FrenchImpressions

THE STRAD RECOMMENDS

The Strad Issue: January 2011
Description: Electrifying accounts of Gallic classics for violin
Musicians: Rachel Kolly d’Alba (violin) Bienne Symphony Orchestra/Jean-Jacques Kantorow, Pays de la Loire National Orchestra/John Axelrod
Composer: Saint-Saëns, Ysaÿe, Chausson, Ravel


As a follow up to her fine recording of Ysaÿe sonatas last year, Rachel Kolly d’Alba, a former child prodigy and winner of the Paderewski Prize and Jeunesses Musicales Competition, presents an outstanding selection of Franco–Belgian violin favourites. Her electrifying intensity and deep involvement with the emotional narrative of each piece makes an indelible impact and feels like a throwback to a golden age when making music felt like an act of celebration. The opening movement of the Saint-Saëns is so pulsatingly alive, so keenly responsive to the great Frenchman’s every caprice and whimsy that it feels as though one is hearing the piece for the very first time.

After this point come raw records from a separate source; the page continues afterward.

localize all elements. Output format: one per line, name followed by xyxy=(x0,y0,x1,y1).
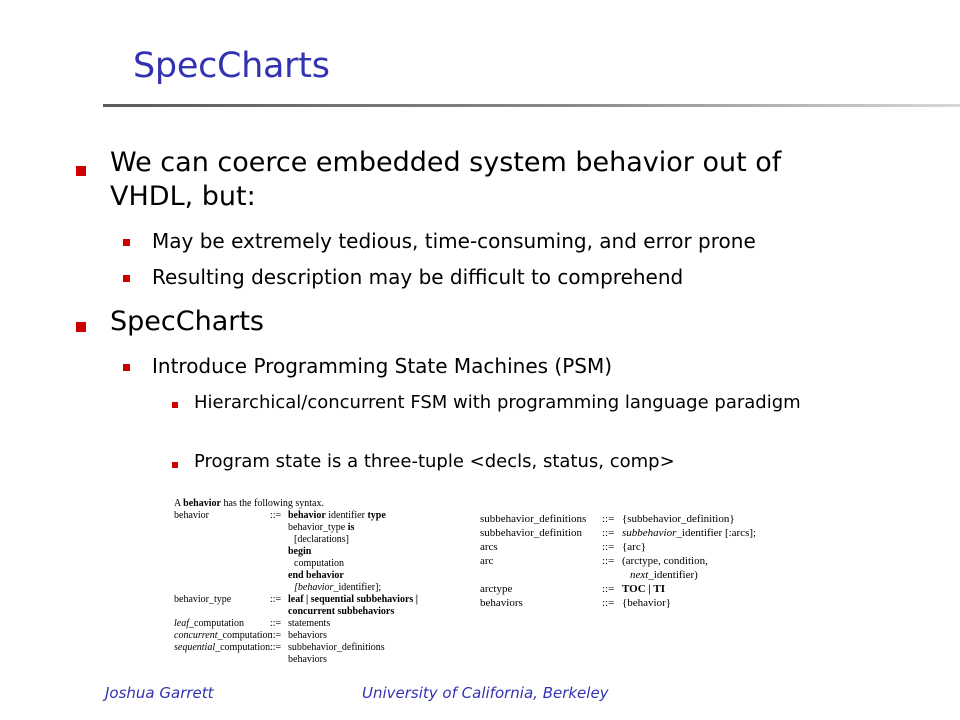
grammar-italic: [behavior xyxy=(294,582,334,593)
grammar-op: ::= xyxy=(602,541,615,553)
bullet-marker xyxy=(76,166,86,176)
grammar-lhs xyxy=(174,642,270,654)
grammar-keyword: type xyxy=(367,510,386,521)
grammar-lhs: arctype xyxy=(480,583,513,595)
grammar-lhs: arc xyxy=(480,555,494,567)
grammar-op: ::= xyxy=(270,630,282,641)
grammar-italic: next xyxy=(630,569,649,581)
grammar-text: _computation xyxy=(217,630,273,641)
bullet-text: Resulting description may be difficult to comprehend xyxy=(152,265,684,289)
bullet-text: Program state is a three-tuple <decls, status, comp> xyxy=(194,451,675,472)
grammar-lhs xyxy=(174,630,273,642)
grammar-rhs xyxy=(288,594,418,606)
grammar-lhs xyxy=(174,618,244,630)
footer-author: Joshua Garrett xyxy=(105,684,214,702)
slide-title: SpecCharts xyxy=(133,46,330,86)
caption-text: has the following syntax. xyxy=(220,498,324,509)
grammar-op: ::= xyxy=(270,594,282,605)
grammar-lhs: behaviors xyxy=(480,597,523,609)
grammar-rhs: behaviors xyxy=(288,630,327,641)
grammar-keyword: concurrent subbehaviors xyxy=(288,606,395,617)
grammar-op: ::= xyxy=(602,583,615,595)
bullet-marker xyxy=(123,275,130,282)
bullet-marker xyxy=(76,322,86,332)
grammar-rhs xyxy=(288,606,394,618)
grammar-op: ::= xyxy=(602,527,615,539)
grammar-lhs: subbehavior_definitions xyxy=(480,513,587,525)
grammar-rhs: behaviors xyxy=(288,654,327,665)
grammar-op: ::= xyxy=(270,618,282,629)
grammar-rhs xyxy=(288,546,311,558)
grammar-rhs xyxy=(622,583,665,596)
subbehavior-grammar-figure xyxy=(480,513,780,623)
grammar-rhs: subbehavior_definitions xyxy=(288,642,385,653)
bullet-text: Introduce Programming State Machines (PSM) xyxy=(152,354,613,378)
grammar-rhs xyxy=(294,582,381,594)
grammar-op: ::= xyxy=(602,597,615,609)
grammar-text: behavior_type xyxy=(288,522,348,533)
grammar-keyword: TOC | TI xyxy=(622,583,665,595)
bullet-text: May be extremely tedious, time-consuming, and error prone xyxy=(152,229,756,253)
bullet-text: SpecCharts xyxy=(110,306,264,337)
grammar-text: _identifier]; xyxy=(333,582,382,593)
grammar-op: ::= xyxy=(602,513,615,525)
grammar-text: _computation xyxy=(189,618,244,629)
grammar-op: ::= xyxy=(270,642,282,653)
grammar-op: ::= xyxy=(602,555,615,567)
behavior-grammar-figure xyxy=(174,498,454,666)
grammar-lhs: subbehavior_definition xyxy=(480,527,583,539)
grammar-op: ::= xyxy=(270,510,282,521)
bullet-marker xyxy=(123,364,130,371)
grammar-keyword: leaf | sequential subbehaviors | xyxy=(288,594,418,605)
grammar-rhs: {arc} xyxy=(622,541,646,553)
grammar-rhs: computation xyxy=(294,558,344,569)
grammar-rhs xyxy=(288,522,354,534)
bullet-text: We can coerce embedded system behavior out of VHDL, but: xyxy=(110,147,782,212)
grammar-lhs: behavior xyxy=(174,510,209,521)
grammar-rhs xyxy=(288,510,386,522)
grammar-rhs xyxy=(622,527,756,540)
grammar-rhs: {subbehavior_definition} xyxy=(622,513,735,525)
footer-institution: University of California, Berkeley xyxy=(362,684,609,702)
title-rule xyxy=(103,104,960,107)
caption-text: A xyxy=(174,498,184,509)
bullet-marker xyxy=(172,402,178,408)
grammar-rhs: [declarations] xyxy=(294,534,349,545)
grammar-keyword: behavior xyxy=(288,510,326,521)
grammar-text: _identifier [:arcs]; xyxy=(676,527,757,539)
grammar-lhs: behavior_type xyxy=(174,594,232,605)
grammar-lhs: arcs xyxy=(480,541,498,553)
grammar-rhs: {behavior} xyxy=(622,597,672,609)
grammar-keyword: end behavior xyxy=(288,570,344,581)
grammar-rhs: statements xyxy=(288,618,331,629)
grammar-text: identifier xyxy=(325,510,368,521)
grammar-text: _identifier) xyxy=(648,569,698,581)
grammar-rhs xyxy=(288,570,344,582)
grammar-italic: leaf xyxy=(174,618,189,629)
grammar-text: _computation xyxy=(215,642,271,653)
grammar-rhs xyxy=(630,569,698,582)
grammar-italic: subbehavior xyxy=(622,527,677,539)
grammar-italic: sequential xyxy=(174,642,216,653)
bullet-marker xyxy=(123,239,130,246)
caption-keyword: behavior xyxy=(183,498,221,509)
bullet-text: Hierarchical/concurrent FSM with programming language paradigm xyxy=(194,392,801,413)
grammar-keyword: begin xyxy=(288,546,312,557)
bullet-marker xyxy=(172,462,178,468)
grammar-italic: concurrent xyxy=(174,630,218,641)
grammar-rhs: (arctype, condition, xyxy=(622,555,708,567)
grammar-keyword: is xyxy=(347,522,355,533)
grammar-caption xyxy=(174,498,324,510)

The Chausson is a much tougher nut to crack. Its Parsifal-like sound world and profoundly intimate, half-whispered intimacy would on paper appear to be the antithesis of everything a concertante item should be. The soloist must become a poetic, muse-like figure, meditating introspectively on the musical world around her. In this important respect, d’Alba’s hypnotic performance is a triumph of interpretative incandescence as she weaves in and out of the music’s surging textures.

The sensation of a gifted virtuoso riding the tide of each composer’s exuberant creative imagination continues with unforgettable accounts of Ravel’s Tzigane and two Ysaÿe classics (Rêve d’enfant and Berceuse de l’enfant pauvre). D’Alba is supported to the hilt by her accompanists, and the engineering (although a shade lacking in ambience in the Saint-Saëns) captures her alluring sound world to perfection.